O confronto com Galvão se deu em torno dos dados divulgados pelo INPE sobre desmatamento da Amazônia. Aliado da bancada ruralista no Congresso, Bolsonaro contestou o resultado apresentado pelo instituto com o argumento de que tem o “sentimento” de que não “coincide com a verdade”.
Deve-se concluir, então, que o presidente tem a pretensão de substituir critérios científicos por impressões pessoais sobre grandes temas nacionais. Nessa rota, o voo é cego, guiado pelo achismo dos governantes de plantão. É o roteiro do obscurantismo.
Bolsonaro tem na equipe adeptos dessa concepção imaginosa. É o caso, por exemplo, do ministro da Cidadania, Osmar Terra, outro que prefere acreditar nos próprios palpites a adotar estudos científicos.
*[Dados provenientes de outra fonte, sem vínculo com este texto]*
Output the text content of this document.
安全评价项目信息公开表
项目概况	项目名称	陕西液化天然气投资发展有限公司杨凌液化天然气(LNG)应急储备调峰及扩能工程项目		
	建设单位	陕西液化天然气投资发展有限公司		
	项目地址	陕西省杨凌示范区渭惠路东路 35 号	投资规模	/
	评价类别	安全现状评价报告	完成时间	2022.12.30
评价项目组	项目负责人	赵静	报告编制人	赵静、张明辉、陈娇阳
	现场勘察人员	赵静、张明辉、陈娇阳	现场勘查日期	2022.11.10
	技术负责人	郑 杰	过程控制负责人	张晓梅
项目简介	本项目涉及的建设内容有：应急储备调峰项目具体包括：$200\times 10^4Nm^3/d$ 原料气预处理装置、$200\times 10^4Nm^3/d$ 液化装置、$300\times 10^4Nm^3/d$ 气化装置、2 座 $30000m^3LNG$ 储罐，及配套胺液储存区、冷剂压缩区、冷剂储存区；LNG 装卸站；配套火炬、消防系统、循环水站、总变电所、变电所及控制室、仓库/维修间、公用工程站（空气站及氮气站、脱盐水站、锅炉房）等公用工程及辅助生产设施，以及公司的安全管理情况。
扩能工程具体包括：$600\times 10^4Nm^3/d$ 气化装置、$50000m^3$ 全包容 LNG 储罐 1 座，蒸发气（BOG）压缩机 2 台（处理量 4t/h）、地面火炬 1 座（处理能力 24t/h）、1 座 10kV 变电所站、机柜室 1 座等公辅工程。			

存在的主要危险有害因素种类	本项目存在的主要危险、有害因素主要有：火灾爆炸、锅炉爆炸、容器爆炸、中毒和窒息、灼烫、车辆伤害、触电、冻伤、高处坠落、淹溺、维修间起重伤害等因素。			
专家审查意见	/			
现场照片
Ele demonstrou esse cacoete ao censurar uma pesquisa feita pela Fundação Oswaldo Cruz sobre o uso de drogas no Brasil. Para um médico formado pela tradicional Universidade Federal do Rio de Janeiro (UFRJ), esse é um comportamento surpreendente.
Depois de quase sete meses de governo Bolsonaro, os brasileiros perceberam que ele fala compulsivamente e que seus pensamentos, com grande frequência, trombam na realidade. Esse é o método do “se colar, colou”. Pelo futuro do Brasil, espera-se que a ciência volte a pautar a agenda do governo.